It is often difficult to pinpoint just what makes a relationship work. Sometimes my husband of thirty-nine years still drives me crazy! You know the reasons ladies- doesn’t pick up his socks, didn’t hear a word I just said, forgets to take out the trash, totally ignores my nagging about changing his ways. Little things to be sure… but sometimes we let those little annoyances get in the way of truly appreciating our spouses.
Yesterday I was reminded once again of one of the major reasons why my husband is worth keeping- he is kind and thoughtful. He brought home six crape myrtles for me and even dug the holes and helped plant them. Last week he mowed a path to the pond because he knows the tall grass makes me fearful of snakes. He recently bought me a new bird field guide because he knows I’ve been less than happy with my old one. He’s always concerned about my health and welfare. He doesn’t laugh at my phobias. It is his random acts of kindness that endear him to me, not his obedience to my requests. (Though if you are reading this honey, I still want you to take out the trash.)
And his kindness makes me want to reciprocate. I think that is why kindness is a good foundation for any relationship. “Do unto others…” When we treat others with kindness, even though we don’t agree with them or understand their actions, we create an environment of consideration and respect that allows our relationship to develop to its full potential. And kindness benefits us even if it isn’t returned. I’ve never felt remorse later about being kind!
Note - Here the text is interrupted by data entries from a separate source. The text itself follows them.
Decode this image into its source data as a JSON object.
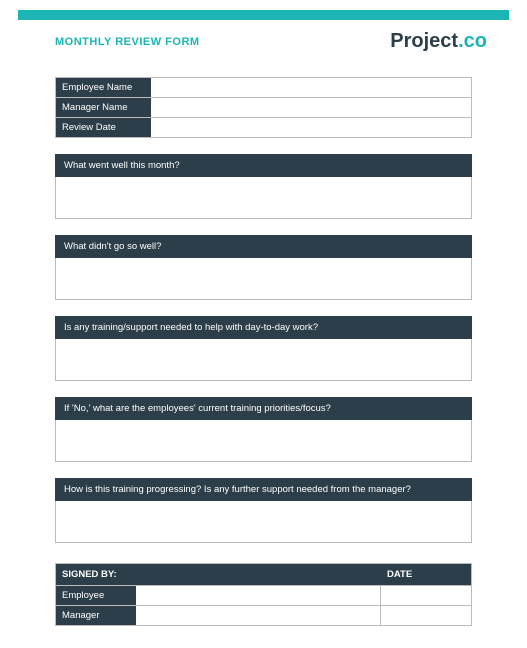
{
  "header": {
    "title": "MONTHLY REVIEW FORM",
    "logo_part1": "Project",
    "logo_part2": ".co"
  },
  "info_rows": [
    {
      "label": "Employee Name",
      "value": ""
    },
    {
      "label": "Manager Name",
      "value": ""
    },
    {
      "label": "Review Date",
      "value": ""
    }
  ],
  "questions": [
    {
      "label": "What went well this month?",
      "value": ""
    },
    {
      "label": "What didn't go so well?",
      "value": ""
    },
    {
      "label": "Is any training/support needed to help with day-to-day work?",
      "value": ""
    },
    {
      "label": "If 'No,' what are the employees' current training priorities/focus?",
      "value": ""
    },
    {
      "label": "How is this training progressing? Is any further support needed from the manager?",
      "value": ""
    }
  ],
  "sign": {
    "header_signed": "SIGNED BY:",
    "header_date": "DATE",
    "rows": [
      {
        "label": "Employee",
        "signature": "",
        "date": ""
      },
      {
        "label": "Manager",
        "signature": "",
        "date": ""
      }
    ]
  }
}
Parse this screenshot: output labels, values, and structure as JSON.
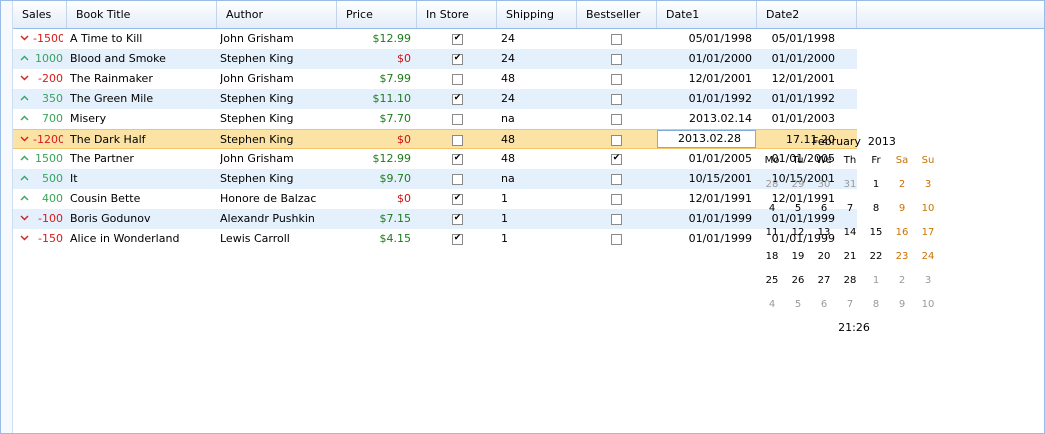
{
  "columns": [
    "Sales",
    "Book Title",
    "Author",
    "Price",
    "In Store",
    "Shipping",
    "Bestseller",
    "Date1",
    "Date2"
  ],
  "rows": [
    {
      "trend": "down",
      "sales": "-1500",
      "title": "A Time to Kill",
      "author": "John Grisham",
      "price": "$12.99",
      "price_sign": "pos",
      "instore": true,
      "shipping": "24",
      "bestseller": false,
      "date1": "05/01/1998",
      "date2": "05/01/1998"
    },
    {
      "trend": "up",
      "sales": "1000",
      "title": "Blood and Smoke",
      "author": "Stephen King",
      "price": "$0",
      "price_sign": "neg",
      "instore": true,
      "shipping": "24",
      "bestseller": false,
      "date1": "01/01/2000",
      "date2": "01/01/2000"
    },
    {
      "trend": "down",
      "sales": "-200",
      "title": "The Rainmaker",
      "author": "John Grisham",
      "price": "$7.99",
      "price_sign": "pos",
      "instore": false,
      "shipping": "48",
      "bestseller": false,
      "date1": "12/01/2001",
      "date2": "12/01/2001"
    },
    {
      "trend": "up",
      "sales": "350",
      "title": "The Green Mile",
      "author": "Stephen King",
      "price": "$11.10",
      "price_sign": "pos",
      "instore": true,
      "shipping": "24",
      "bestseller": false,
      "date1": "01/01/1992",
      "date2": "01/01/1992"
    },
    {
      "trend": "up",
      "sales": "700",
      "title": "Misery",
      "author": "Stephen King",
      "price": "$7.70",
      "price_sign": "pos",
      "instore": false,
      "shipping": "na",
      "bestseller": false,
      "date1": "2013.02.14",
      "date2": "01/01/2003"
    },
    {
      "trend": "down",
      "sales": "-1200",
      "title": "The Dark Half",
      "author": "Stephen King",
      "price": "$0",
      "price_sign": "neg",
      "instore": false,
      "shipping": "48",
      "bestseller": false,
      "date1": "2013.02.28",
      "date2": "17.11.20"
    },
    {
      "trend": "up",
      "sales": "1500",
      "title": "The Partner",
      "author": "John Grisham",
      "price": "$12.99",
      "price_sign": "pos",
      "instore": true,
      "shipping": "48",
      "bestseller": true,
      "date1": "01/01/2005",
      "date2": "01/01/2005"
    },
    {
      "trend": "up",
      "sales": "500",
      "title": "It",
      "author": "Stephen King",
      "price": "$9.70",
      "price_sign": "pos",
      "instore": false,
      "shipping": "na",
      "bestseller": false,
      "date1": "10/15/2001",
      "date2": "10/15/2001"
    },
    {
      "trend": "up",
      "sales": "400",
      "title": "Cousin Bette",
      "author": "Honore de Balzac",
      "price": "$0",
      "price_sign": "neg",
      "instore": true,
      "shipping": "1",
      "bestseller": false,
      "date1": "12/01/1991",
      "date2": "12/01/1991"
    },
    {
      "trend": "down",
      "sales": "-100",
      "title": "Boris Godunov",
      "author": "Alexandr Pushkin",
      "price": "$7.15",
      "price_sign": "pos",
      "instore": true,
      "shipping": "1",
      "bestseller": false,
      "date1": "01/01/1999",
      "date2": "01/01/1999"
    },
    {
      "trend": "down",
      "sales": "-150",
      "title": "Alice in Wonderland",
      "author": "Lewis Carroll",
      "price": "$4.15",
      "price_sign": "pos",
      "instore": true,
      "shipping": "1",
      "bestseller": false,
      "date1": "01/01/1999",
      "date2": "01/01/1999"
    }
  ],
  "selected_row": 5,
  "editor": {
    "value": "2013.02.28"
  },
  "calendar": {
    "month": "February",
    "year": "2013",
    "weekdays": [
      "Mo",
      "Tu",
      "We",
      "Th",
      "Fr",
      "Sa",
      "Su"
    ],
    "weeks": [
      [
        {
          "d": "28",
          "o": true
        },
        {
          "d": "29",
          "o": true
        },
        {
          "d": "30",
          "o": true
        },
        {
          "d": "31",
          "o": true
        },
        {
          "d": "1"
        },
        {
          "d": "2"
        },
        {
          "d": "3"
        }
      ],
      [
        {
          "d": "4"
        },
        {
          "d": "5"
        },
        {
          "d": "6"
        },
        {
          "d": "7"
        },
        {
          "d": "8"
        },
        {
          "d": "9"
        },
        {
          "d": "10"
        }
      ],
      [
        {
          "d": "11"
        },
        {
          "d": "12"
        },
        {
          "d": "13"
        },
        {
          "d": "14"
        },
        {
          "d": "15"
        },
        {
          "d": "16"
        },
        {
          "d": "17"
        }
      ],
      [
        {
          "d": "18"
        },
        {
          "d": "19"
        },
        {
          "d": "20"
        },
        {
          "d": "21"
        },
        {
          "d": "22"
        },
        {
          "d": "23"
        },
        {
          "d": "24"
        }
      ],
      [
        {
          "d": "25"
        },
        {
          "d": "26"
        },
        {
          "d": "27"
        },
        {
          "d": "28"
        },
        {
          "d": "1",
          "o": true
        },
        {
          "d": "2",
          "o": true
        },
        {
          "d": "3",
          "o": true
        }
      ],
      [
        {
          "d": "4",
          "o": true
        },
        {
          "d": "5",
          "o": true
        },
        {
          "d": "6",
          "o": true
        },
        {
          "d": "7",
          "o": true
        },
        {
          "d": "8",
          "o": true
        },
        {
          "d": "9",
          "o": true
        },
        {
          "d": "10",
          "o": true
        }
      ]
    ],
    "time": "21:26"
  },
  "colors": {
    "header_border": "#99bbe8",
    "alt_row": "#e5f0fd",
    "selected_row": "#fbe3a6",
    "up": "#3aa35c",
    "down": "#d81a1a",
    "weekend": "#c97100"
  },
  "icons": {
    "up": "chevron-up-icon",
    "down": "chevron-down-icon"
  }
}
People are often surprised by acts of kindness in these days of selfish gratification and stressful urgency. Last week when I got into the checkout line at WalMart it became obvious that the woman in back of me and the woman in front of me were mother and daughter, and though they had been shopping together, the mother had gotten behind when she stopped to purchase a toy for her granddaughter. I turned to the mother and asked her if she wanted to go ahead of me so they could check out together. She was thrilled, and thanked me profusely, then thanked me again when she finished checking out, then waved as she left. It only seemed like the “right thing to do”, but she was obviously very surprised and pleased by my action.
We have countless opportunities each day to be kind to others- to our spouses, children, parents, friends, colleagues. Kindness may not always be our first thought. It may not even be easy at first. But when we start treating others with kindness instead of mistrust or criticism or impatience, it becomes a habit that develops both our relationships and our soul.
Try just one little act of kindness today.